In the title of her installation Hésitations, Canadian installation artist Emily Hermant points to the ethereal qualities of the accidental glitches and breaks in intimate conversation between two people.

Hermant deals with themes of “attachment, isolation, deception, desire and communication.” Her installation is a mixed-media piece that consists of a visual component as well as a digital audio accompaniment to create an immersive soundscape.

The visual component is composed of an arrangement of thread and nails which sketch sound waves of conversation and hesitation. These large-scale sound waves sprawl across the walls like land forms, with noisy mountainous regions and still, flat plains.

The raw materials for the digital audio component are a series of recorded intimate conversations that have been edited in such a way that the actual conversations have been taken out and all that remained were the monosyllabic facilitators of conversation like “ok,” “huh?” and “oh” as well as the breaks and the glitches. According to Hermant, as a result of the poor original recording quality, the edited audio was scripted and recorded again.

On a sensory level, the installation is underwhelming – but in a good way. Located behind a humble facade in the Mile End among cafes and small boutiques, gallery Articule is an understated place to begin with. At first glance, the visual aspect of the installation is rather minimal and could easily have been mistaken for a sort of wall ornamentation.

Rather than have the visitor explore grand themes or create new sensory experiences and adventures, Hermant’s installation simply uses her media with the goal of noticing these hesitations. She does not provoke some kind of reaction, or cause the viewer to question her. She simply shows.

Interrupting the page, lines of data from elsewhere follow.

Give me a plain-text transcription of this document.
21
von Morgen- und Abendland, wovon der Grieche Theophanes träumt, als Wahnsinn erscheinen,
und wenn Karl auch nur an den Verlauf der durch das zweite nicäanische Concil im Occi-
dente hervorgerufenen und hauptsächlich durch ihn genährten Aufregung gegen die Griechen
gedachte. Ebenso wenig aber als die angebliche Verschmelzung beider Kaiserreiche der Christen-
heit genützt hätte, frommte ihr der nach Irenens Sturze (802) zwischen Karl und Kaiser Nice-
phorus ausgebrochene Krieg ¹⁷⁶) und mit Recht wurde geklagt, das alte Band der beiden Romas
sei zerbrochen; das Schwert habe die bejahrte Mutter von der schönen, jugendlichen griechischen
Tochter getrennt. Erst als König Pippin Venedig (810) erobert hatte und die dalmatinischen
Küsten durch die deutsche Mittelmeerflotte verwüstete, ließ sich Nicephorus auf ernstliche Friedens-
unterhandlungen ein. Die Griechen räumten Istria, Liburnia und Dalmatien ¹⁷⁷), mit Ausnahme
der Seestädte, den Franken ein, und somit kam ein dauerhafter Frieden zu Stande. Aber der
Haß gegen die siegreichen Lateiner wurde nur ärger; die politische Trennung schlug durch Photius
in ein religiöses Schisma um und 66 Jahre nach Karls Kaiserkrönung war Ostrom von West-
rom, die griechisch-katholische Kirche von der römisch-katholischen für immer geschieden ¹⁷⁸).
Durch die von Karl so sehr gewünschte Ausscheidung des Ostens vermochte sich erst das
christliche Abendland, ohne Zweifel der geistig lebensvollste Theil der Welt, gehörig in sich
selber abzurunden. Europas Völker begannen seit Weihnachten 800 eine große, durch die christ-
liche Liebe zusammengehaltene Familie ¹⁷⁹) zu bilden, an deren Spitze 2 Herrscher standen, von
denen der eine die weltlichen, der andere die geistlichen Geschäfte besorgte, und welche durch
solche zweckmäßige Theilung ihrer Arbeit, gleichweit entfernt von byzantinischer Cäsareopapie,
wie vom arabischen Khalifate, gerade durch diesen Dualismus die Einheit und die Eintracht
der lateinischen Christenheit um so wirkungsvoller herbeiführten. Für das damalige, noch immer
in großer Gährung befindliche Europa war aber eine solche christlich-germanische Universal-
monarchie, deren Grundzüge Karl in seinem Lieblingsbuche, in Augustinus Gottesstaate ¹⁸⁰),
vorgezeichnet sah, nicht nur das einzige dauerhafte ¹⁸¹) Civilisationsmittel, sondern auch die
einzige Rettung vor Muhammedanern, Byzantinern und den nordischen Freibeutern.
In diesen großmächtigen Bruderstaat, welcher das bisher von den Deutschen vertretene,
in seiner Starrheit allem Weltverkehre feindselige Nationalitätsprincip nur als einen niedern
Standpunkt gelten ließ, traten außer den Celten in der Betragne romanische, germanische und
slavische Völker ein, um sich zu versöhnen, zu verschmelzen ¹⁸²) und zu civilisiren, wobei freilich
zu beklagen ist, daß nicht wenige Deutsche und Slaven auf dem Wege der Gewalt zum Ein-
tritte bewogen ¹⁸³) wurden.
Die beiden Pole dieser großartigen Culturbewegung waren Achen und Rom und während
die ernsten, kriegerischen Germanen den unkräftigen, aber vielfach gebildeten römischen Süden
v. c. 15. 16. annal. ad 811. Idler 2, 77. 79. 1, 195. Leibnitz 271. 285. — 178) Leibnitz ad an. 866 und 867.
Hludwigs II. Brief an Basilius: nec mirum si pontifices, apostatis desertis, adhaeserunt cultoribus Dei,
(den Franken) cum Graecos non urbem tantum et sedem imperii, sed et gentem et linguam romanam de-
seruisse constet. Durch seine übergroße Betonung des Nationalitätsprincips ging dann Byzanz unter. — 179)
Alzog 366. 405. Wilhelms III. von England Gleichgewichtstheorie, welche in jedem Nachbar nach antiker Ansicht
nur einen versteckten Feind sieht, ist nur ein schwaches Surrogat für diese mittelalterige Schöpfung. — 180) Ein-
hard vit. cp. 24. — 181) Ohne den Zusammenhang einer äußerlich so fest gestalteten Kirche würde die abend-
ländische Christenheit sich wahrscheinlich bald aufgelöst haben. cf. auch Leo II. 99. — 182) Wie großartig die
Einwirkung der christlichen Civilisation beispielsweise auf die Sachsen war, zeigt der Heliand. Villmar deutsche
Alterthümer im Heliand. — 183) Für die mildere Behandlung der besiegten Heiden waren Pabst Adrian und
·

However, the installation in no way puts the hesitation of speech on a pedestal. Rather, by rearranging and re-contextualizing the sounds and the null sounds, Hermant turns her soundscapes into imagined geographies conscious of each other and the space in which they occupy; conversations form mental landscapes that are overlayed onto the sounds. The hesitations then become vanished geographies &- the blank space is filled with possibility, fear, doubt, and second guesses.

There is certainly something ethereal that springs from those pregnant pauses of speech. These empty plains, as outlined by the provided program, “reveal the possibility and impossibility of intimate communication.”

Hesitations then become a clearing that reveal the inaccuracies of spoken word, which in turn lead to an awareness of the unspoken, implied conversation and silent understandings that have been present all along. Furthermore, the attempt to make sense of the intimate conversations brings into focus the personal conversation with oneself that transcends words and facts.

In her bestseller Eats Shoots and Leaves, grammarian Lynne Truss describes punctuation marks as “invisibly beneficent fairies.” Unlike Truss’ fairies, the inflections and pauses of speech in Hermant’s installation don’t really guide the words a certain way and “fluff the pillows of language” but rather reveal the possibility of what is beneath.

Hésitations is being staged at Articule, at 262 Fairmount St. W. until Oct. 17. The gallery is open from Wednesday to Saturday, 514-842-9686.